Dino Dai Zovi, a prominent white hat computer security expert at Trail of Bits, a New York security firm, says he likes to work with companies.
“If you find something new, not only are you protecting people that use a system, but there’s the excitement and thrill of finding something new that no one else knows about,” Dai Zovi said.
He is also motivated by the money available to the bug hunters, as they are also known. In 2006, he won US$10,000 at a major white-hat competition sponsored by Tipping Point, a security company, by breaking into an Apple laptop through a vulnerability in the Safari Web browser and video player.
Mozilla, the maker of the Firefox Web browser, and Google both announced last week that they would begin paying for new bug discoveries too.
Gray hats may bask in the recognition, but some can also seek to make money from an exploit. One of the gray hats, a security researcher based in Singapore who would not share his real name and goes by the online pseudonym “The Grugq,” chooses not to tell companies about the bugs he finds, he said via instant message. Telling Microsoft about a loophole earns only a “gold star,” The Grugq said.
Hackers can sell or trade the flaws they uncover in what is called the bug market, until the company plugs the hole and renders it worthless.
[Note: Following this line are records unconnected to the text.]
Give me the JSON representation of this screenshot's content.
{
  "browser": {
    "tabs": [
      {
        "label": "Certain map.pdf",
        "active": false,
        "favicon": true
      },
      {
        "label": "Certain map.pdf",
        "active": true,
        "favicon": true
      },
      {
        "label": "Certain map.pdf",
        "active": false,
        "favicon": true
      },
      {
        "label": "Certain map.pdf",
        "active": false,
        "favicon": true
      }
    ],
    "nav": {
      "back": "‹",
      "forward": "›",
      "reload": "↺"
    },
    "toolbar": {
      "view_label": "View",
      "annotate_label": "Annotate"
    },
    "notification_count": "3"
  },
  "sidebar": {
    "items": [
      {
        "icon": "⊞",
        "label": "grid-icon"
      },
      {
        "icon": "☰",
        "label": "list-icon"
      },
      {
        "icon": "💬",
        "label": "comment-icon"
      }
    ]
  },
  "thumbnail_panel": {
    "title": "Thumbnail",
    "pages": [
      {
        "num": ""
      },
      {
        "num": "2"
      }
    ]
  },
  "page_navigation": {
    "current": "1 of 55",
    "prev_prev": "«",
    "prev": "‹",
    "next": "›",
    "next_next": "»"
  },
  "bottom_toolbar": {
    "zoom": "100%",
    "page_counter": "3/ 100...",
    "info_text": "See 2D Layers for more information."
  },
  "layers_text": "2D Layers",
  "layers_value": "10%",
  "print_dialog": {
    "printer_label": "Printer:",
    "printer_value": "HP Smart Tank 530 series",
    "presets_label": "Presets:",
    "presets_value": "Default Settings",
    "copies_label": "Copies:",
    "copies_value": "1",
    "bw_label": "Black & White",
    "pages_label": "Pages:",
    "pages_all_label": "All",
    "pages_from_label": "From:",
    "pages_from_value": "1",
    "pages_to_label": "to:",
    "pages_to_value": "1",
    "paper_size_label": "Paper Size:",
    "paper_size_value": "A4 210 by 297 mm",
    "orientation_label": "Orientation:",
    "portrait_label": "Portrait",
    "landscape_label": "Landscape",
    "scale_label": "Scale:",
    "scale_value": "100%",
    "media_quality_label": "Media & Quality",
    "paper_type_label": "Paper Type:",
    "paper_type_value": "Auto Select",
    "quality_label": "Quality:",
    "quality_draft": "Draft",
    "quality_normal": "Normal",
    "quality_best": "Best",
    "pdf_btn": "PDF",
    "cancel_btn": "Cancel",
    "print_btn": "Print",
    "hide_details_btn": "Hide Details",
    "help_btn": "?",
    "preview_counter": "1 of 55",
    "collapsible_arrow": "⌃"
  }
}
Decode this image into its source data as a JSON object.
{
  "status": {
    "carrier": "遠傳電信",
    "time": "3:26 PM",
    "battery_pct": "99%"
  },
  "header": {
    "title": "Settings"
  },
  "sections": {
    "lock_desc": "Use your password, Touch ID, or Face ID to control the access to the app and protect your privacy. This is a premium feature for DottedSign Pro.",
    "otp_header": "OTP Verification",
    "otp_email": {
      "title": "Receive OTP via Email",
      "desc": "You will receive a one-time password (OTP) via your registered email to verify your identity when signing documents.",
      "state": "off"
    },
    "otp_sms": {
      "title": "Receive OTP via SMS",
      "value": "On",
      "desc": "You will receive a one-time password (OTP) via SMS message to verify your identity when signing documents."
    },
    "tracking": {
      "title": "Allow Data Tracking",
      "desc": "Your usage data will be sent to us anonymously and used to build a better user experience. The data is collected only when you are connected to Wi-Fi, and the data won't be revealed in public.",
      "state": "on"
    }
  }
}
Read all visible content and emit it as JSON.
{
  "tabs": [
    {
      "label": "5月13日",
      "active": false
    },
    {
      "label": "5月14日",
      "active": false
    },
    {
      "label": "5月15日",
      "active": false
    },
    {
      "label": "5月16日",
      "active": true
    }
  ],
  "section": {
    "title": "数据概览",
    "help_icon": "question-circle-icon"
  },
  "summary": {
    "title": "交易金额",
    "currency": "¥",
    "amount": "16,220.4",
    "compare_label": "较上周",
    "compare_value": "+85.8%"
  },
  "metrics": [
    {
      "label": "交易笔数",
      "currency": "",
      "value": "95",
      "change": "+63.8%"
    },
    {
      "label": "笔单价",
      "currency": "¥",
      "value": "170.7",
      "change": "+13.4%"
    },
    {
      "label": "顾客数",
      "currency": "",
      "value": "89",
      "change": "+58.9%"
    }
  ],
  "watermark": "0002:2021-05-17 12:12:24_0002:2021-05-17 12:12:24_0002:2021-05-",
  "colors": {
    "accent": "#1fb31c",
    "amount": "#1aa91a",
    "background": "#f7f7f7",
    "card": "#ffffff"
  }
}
“The people actively using the bugs get very upset when they die,” The Grugq wrote.
Some bugs can sell for as much as US$75,000 online.
Credit card numbers were once the main product traded. Jeff Moss, who organizes conferences for hackers, says more gray hats are tempted to gain access to systems as the value of security holes increases.
“There’s a vulnerability marketplace that has been steadily increasing,” he said. “The cost of e-mail addresses is worth more money now than it was 10 years ago, and there’s a big demand for fresh vulnerabilities and information.”
Some companies want to lead the gray hats toward the white hat camp.
Other companies, including AT&T, are still wrestling with the distinctions between security researchers trying to help and those gray hats with murky motives. AT&T would not comment on its policy for dealing with gray hats.
Chris Paget, the co-founder and professed chief hacker of H4rdw4re, a phone and hardware security company, said it seemed that AT&T was attacking researchers instead of working with them.
“I think there’s a good case to be made that AT&T just isn’t used to dealing with this kind of situation,” he said. “A lot of companies aren’t.”
Moss, known online as “The Dark Tangent,” said the involvement of the FBI in the iPad 3G case had given some researchers reason to reconsider disclosing online holes.
“It’s a wait and see effect in the community right now,” Moss said.
The threat of legal action is not the only reason hackers are taking stock.
“There’s a lot of money to be made in identify theft, credit card numbers and e-mail lists,” Dai Zovi said. “White hats are sick of giving away information; they want to be paid for the work now too.”